Integrating vector ecology into disease control: from malaria to African trypanosomiasis

Dr. Antoine Barreaux, University of Bristol

 

There has been considerable interest in improving epidemiological modelling to help policy and decision making in the context of disease control and elimination. Dr. Antoine Barreaux highlights the importance of incorporating aspects of vector life history and ecology into vector control programs and disease transmission models, based on his research on malaria and human and animal African trypanosomiasis (neglected tropical diseases of concern for human health and food security across sub-Saharan Africa).

As a postdoctoral research associate at the University of Bristol, he is integrating vector biology in epidemiological models of animal and human African trypanosomiasis and developing evolutionary models of maternal investment in the vector of these diseases, the tsetse fly. It is part of a BBSRC funded project focusing on epidemiological consequences of reproductive senescence in the tsetse fly.
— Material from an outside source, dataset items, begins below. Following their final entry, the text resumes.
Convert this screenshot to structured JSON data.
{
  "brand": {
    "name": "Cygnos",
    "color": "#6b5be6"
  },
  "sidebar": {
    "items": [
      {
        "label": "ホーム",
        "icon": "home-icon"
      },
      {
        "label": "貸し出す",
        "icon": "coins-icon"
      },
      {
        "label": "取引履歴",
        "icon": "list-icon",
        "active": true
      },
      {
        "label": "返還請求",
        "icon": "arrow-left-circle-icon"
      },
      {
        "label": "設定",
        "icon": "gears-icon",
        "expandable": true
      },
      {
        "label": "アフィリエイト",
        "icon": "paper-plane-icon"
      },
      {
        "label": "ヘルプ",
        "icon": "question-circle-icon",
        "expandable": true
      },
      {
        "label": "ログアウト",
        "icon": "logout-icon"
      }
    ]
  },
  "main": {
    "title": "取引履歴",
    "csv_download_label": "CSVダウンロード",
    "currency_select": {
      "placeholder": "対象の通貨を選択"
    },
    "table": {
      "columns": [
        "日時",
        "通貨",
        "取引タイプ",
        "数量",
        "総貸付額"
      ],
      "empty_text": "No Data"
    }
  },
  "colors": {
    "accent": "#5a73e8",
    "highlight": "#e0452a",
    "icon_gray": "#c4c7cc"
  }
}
The project involves laboratory experiments conducted at LSTM, fieldwork in Zimbabwe, and modeling work conducted between the Universities of Bristol, Oxford, and Warwick.
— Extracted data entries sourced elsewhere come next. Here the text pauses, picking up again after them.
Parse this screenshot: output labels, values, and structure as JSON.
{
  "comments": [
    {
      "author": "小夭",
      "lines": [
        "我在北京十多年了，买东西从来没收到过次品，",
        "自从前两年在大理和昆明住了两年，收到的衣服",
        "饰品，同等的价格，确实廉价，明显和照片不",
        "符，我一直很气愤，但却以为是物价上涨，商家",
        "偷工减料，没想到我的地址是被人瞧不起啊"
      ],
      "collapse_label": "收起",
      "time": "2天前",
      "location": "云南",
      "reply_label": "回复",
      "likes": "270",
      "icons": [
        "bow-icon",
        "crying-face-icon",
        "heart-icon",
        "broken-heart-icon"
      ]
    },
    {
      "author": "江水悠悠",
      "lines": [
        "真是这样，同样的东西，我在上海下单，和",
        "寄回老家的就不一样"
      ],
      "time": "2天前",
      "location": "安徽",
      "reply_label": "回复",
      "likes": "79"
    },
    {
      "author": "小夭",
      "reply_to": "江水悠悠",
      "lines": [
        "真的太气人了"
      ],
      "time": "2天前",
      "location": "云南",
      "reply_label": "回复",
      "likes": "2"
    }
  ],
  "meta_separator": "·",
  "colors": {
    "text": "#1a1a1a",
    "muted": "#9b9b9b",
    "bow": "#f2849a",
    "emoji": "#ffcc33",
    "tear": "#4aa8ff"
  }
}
Dr. Antoine Barreaux has a BSc, MSc and Engineer diploma in agricultural pest control from the University of Montpellier Sup Agro, France. He has a Ph.D. in ecology and evolution of malaria mosquito immunity and vector competence from the University of Neuchâtel, Switzerland (2012-16). He carried on working on host-parasite interactions during his postdoc at Penn State University, USA (2016-19) and spent over two and a half years in Ivory Coast, West Africa. He was combining housing improvement and ecology as part of the trial of a new vector control tool for malaria, Eavetubes, funded by the Bill and Melinda Gates Foundation."